Layoffs sweep TV networks and their affiliates

Apr 7, 2008 8:39 AM

             

In what is quickly becoming an alarming trend, CBS and its owned stations in Chicago, Los Angeles and San Francisco have joined other television broadcasters in laying off news personnel. The cuts include one of Chicago’s highest-paid anchors, two well-known anchors in Los Angeles and five on-air veterans in San Francisco.

In Chicago, cost cutting at WBBM-TV has claimed at least 18 jobs including that of anchor Diann Burns, who earned $2 million a year. About a dozen news staffers will leave KCBS-TV and KCAL-TV in Los Angeles, in addition to an unknown number of technical staff. In San Francisco, KPIX-TV is letting go 14 newsroom employees.

Joe Ahern, WBBM president and general manager, told the “Chicago Tribune” no department was exempt. “We have to rethink how we do business,” Ahern told the newspaper.

At CBS News, on the network level, the “New York Times” reported there are plans to lay off about 1 percent of its nearly 1200 employees. The cuts will not include any on-air staff members, CBS executives said, and are concentrated mainly on technical and support personnel.

CBS revenues declined 14.6 percent in the fourth quarter. The share price has also been declining, down almost 20 percent for the year.

“The Early Show” is losing five employees. Those layoffs come on top of an exodus in the last several months of more than 20 people during an upheaval that brought in a new executive producer, Shelley Ross, who was fired six months later.
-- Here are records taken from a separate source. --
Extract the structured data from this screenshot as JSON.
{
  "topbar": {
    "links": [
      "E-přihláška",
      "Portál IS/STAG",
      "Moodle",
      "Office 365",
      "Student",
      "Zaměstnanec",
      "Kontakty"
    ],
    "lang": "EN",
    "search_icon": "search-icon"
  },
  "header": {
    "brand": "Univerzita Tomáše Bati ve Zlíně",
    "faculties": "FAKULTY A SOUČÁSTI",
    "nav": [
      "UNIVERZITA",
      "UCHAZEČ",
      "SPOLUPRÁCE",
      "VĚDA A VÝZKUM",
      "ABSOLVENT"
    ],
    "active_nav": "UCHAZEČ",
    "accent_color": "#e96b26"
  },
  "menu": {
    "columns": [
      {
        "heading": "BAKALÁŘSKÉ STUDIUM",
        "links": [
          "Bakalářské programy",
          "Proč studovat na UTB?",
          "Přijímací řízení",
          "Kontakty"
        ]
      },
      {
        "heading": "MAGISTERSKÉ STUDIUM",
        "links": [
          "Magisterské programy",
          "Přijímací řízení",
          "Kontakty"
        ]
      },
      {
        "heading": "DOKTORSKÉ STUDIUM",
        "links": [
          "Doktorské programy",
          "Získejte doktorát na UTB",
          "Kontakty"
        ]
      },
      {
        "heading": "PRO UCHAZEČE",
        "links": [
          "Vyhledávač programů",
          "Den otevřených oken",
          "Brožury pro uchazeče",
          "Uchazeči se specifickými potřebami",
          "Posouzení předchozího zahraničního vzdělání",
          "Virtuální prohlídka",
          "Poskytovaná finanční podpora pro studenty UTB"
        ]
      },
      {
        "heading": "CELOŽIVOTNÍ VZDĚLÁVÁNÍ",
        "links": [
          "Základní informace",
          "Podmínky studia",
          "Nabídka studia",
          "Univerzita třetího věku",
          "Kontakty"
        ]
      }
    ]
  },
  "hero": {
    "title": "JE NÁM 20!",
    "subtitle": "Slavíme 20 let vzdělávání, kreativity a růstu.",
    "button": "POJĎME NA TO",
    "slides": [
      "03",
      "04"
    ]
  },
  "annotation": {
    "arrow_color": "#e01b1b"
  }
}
Also, last week, ABC News announced that it was eliminating about 20 jobs (though an ABC spokesperson said other positions will be added, keeping the overall job loss to less than 10 positions). The division president, David Westin, has said he intends to cut about 30 jobs by next year.

NBC News ordered a series of job cutbacks two years ago as part of a companywide initiative called NBC 2.0, which set a goal of cutting 700 positions by the end of this year. About 30 of those cuts have come from inside NBC’s news operation, which is much larger than CBS’because it includes a separate cable news channel, MSNBC.

The NBC initiative did involve cuts in the news operations of the stations it owns in cities including Los Angeles, New York and Washington, D.C..

“I’m afraid this is just the beginning, folks,” said the industry Web site Lost Remote. “While local TV is a very profitable business and certainly not threatened like the newspaper industry, declining audiences and a softening economy will bring tough times in the months and years ahead. More than ever, it’s critical for stations to do their best to protect and grow their online initiatives — a tall order when fighting tooth and nail for every rating and share point with fewer resources.”